4 thoughts on “A Coming Cage Match over Corporate Personhood?”

  1. Phill

    The concept of corporate personhood, approved in a very dubious way by the Supreme Court, permits corporations to get away with all kinds of nefarious crap a human would go to jail for.

    Roberts and Scalia and the right-wingers seem to be ready to give corporations more power, rather than less, in their upcoming reconsideration of the Citizens United v. Federal Election Commission case.

    Sotomayor, meanwhile, seems to be saying “That’s a can of worms you might wish you had not opened.” That is, if enough votes could be had, corporate personhood itself might end up getting declared unconstitutional.

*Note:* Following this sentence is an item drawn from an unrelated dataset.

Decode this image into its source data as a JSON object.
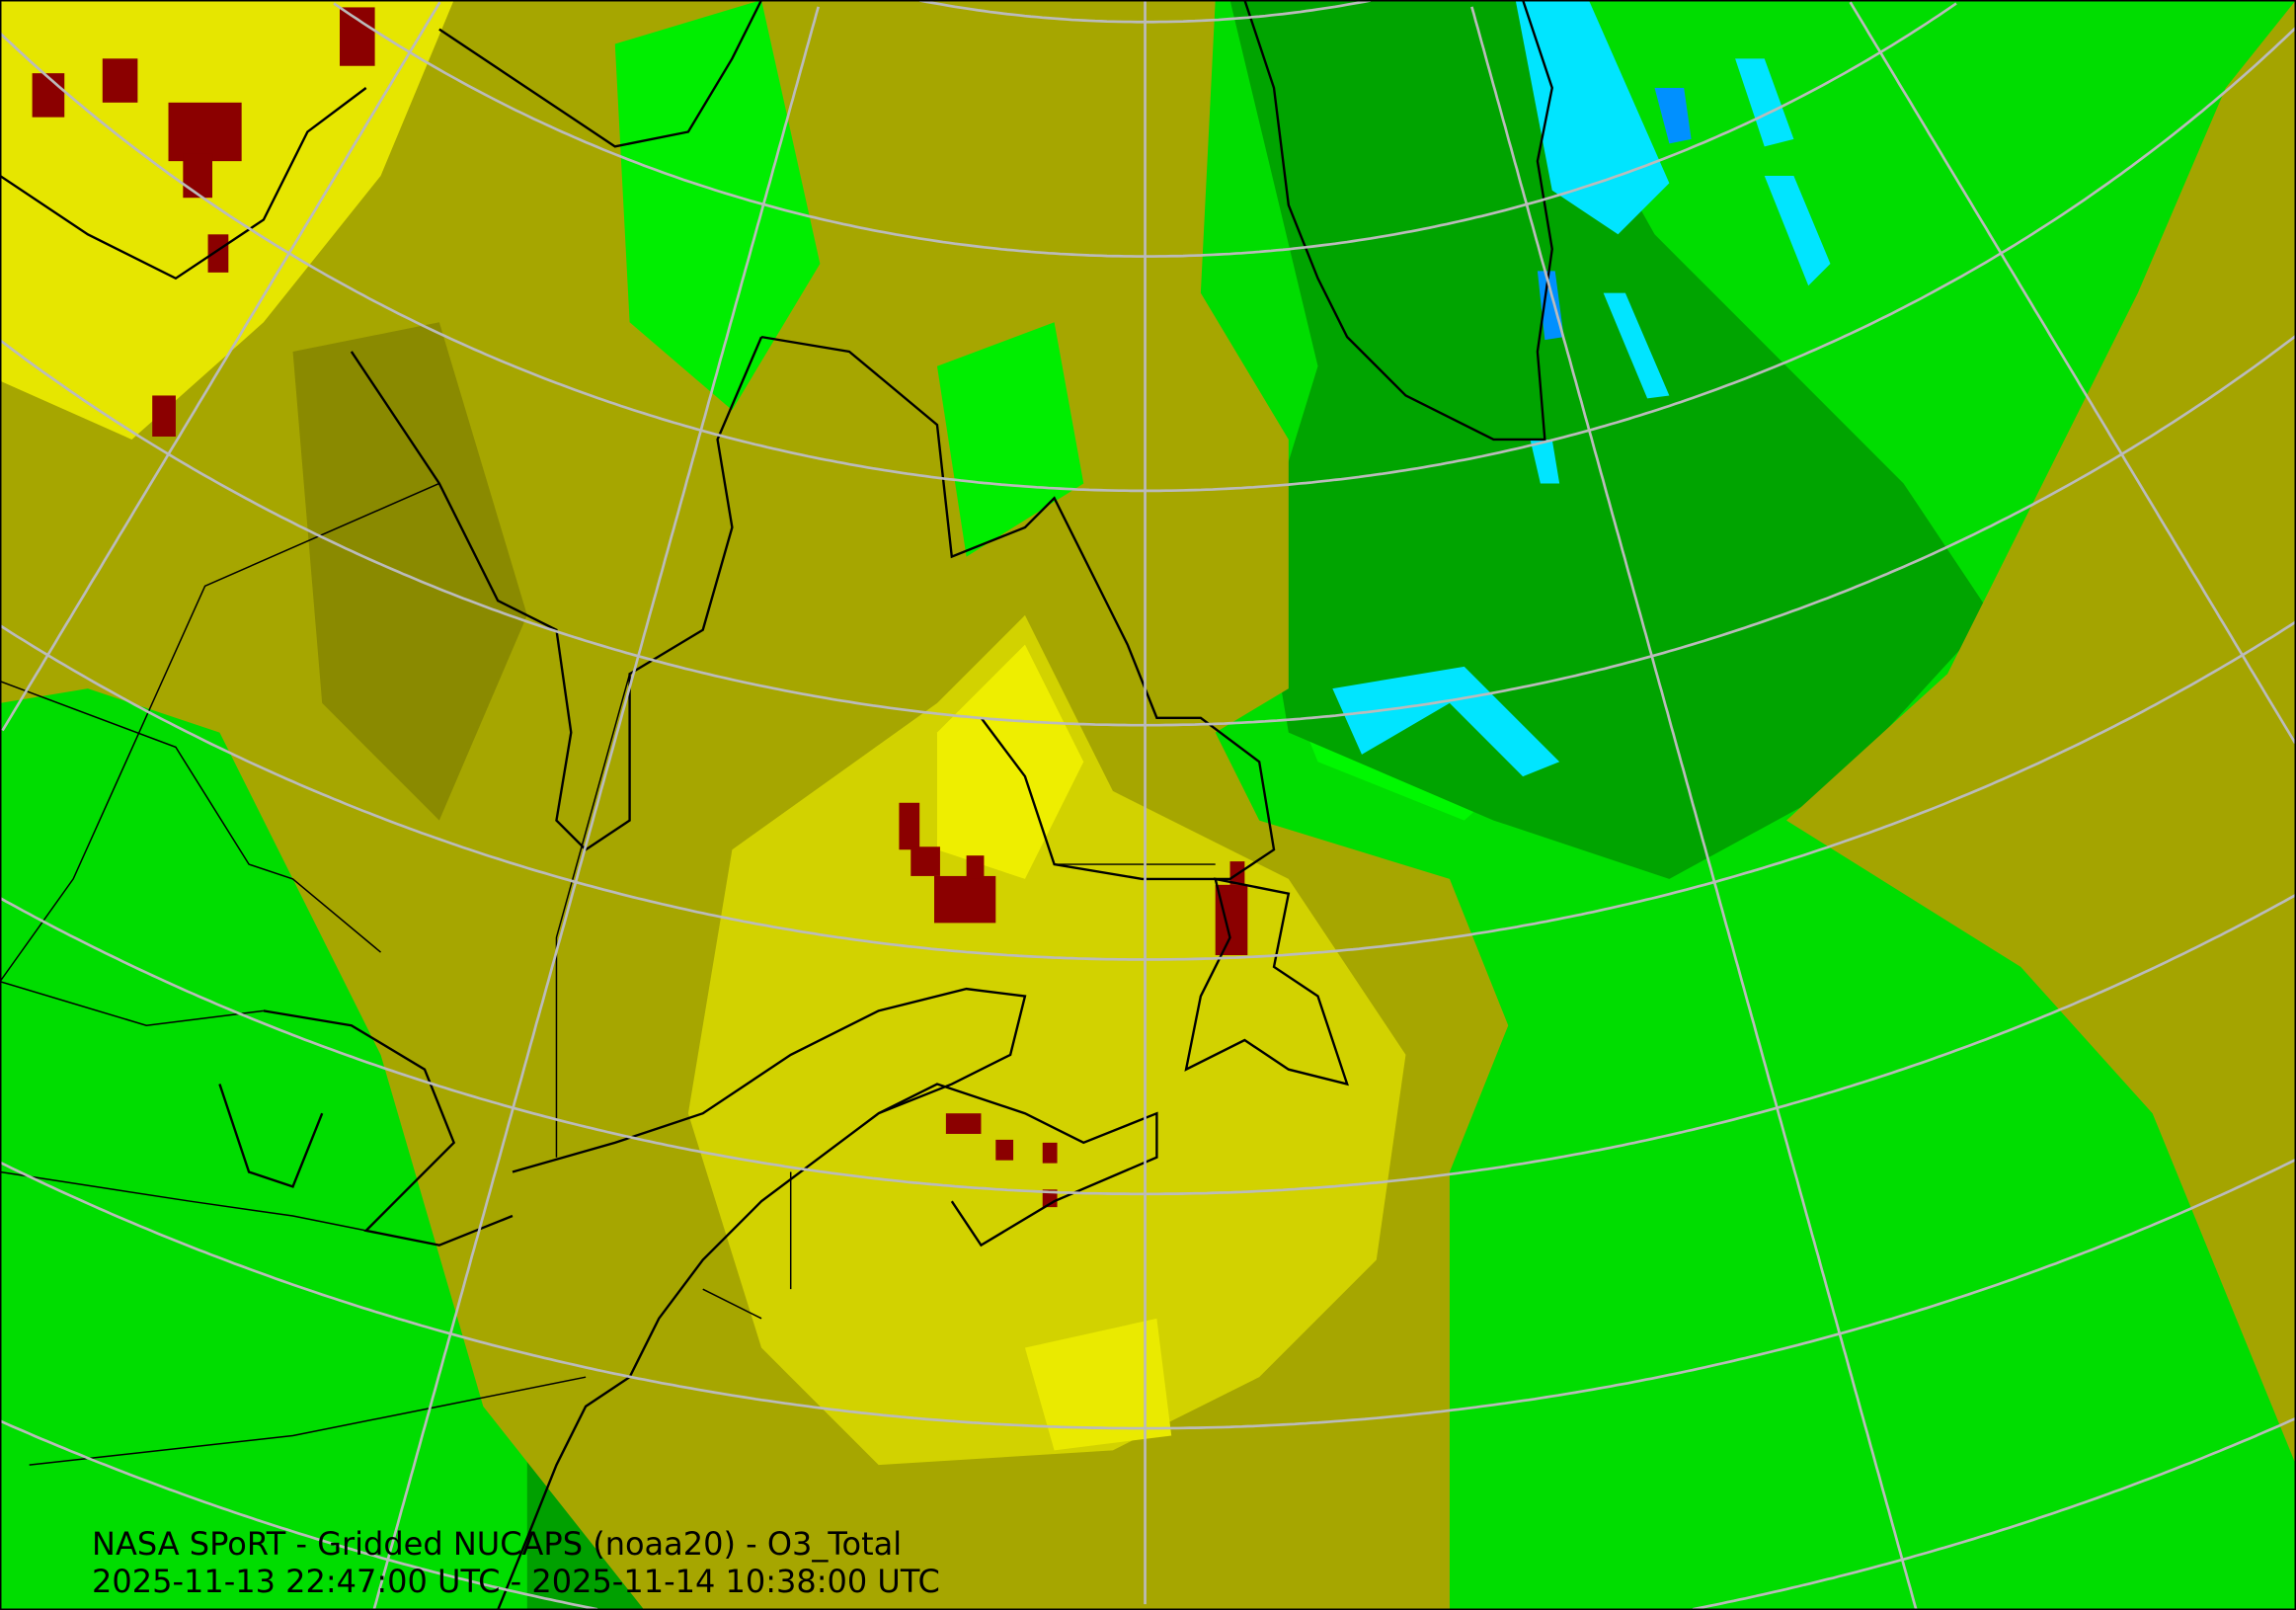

    The hard thing here is that with the court’s present makeup, they probably don’t have sufficient humanity among them to vote right.

    The good thing is that if the issue gets on the table, at least people might start to think about it. Congress could always pass a law saying corporate personhood is bullshit.

    This one is worth going to the mat for. Corporate personhood has got to go. Unless and until it does, we’re all consumers. Once it’s gone, we’re citizens again.

    That help any, Phill? Thanks for asking.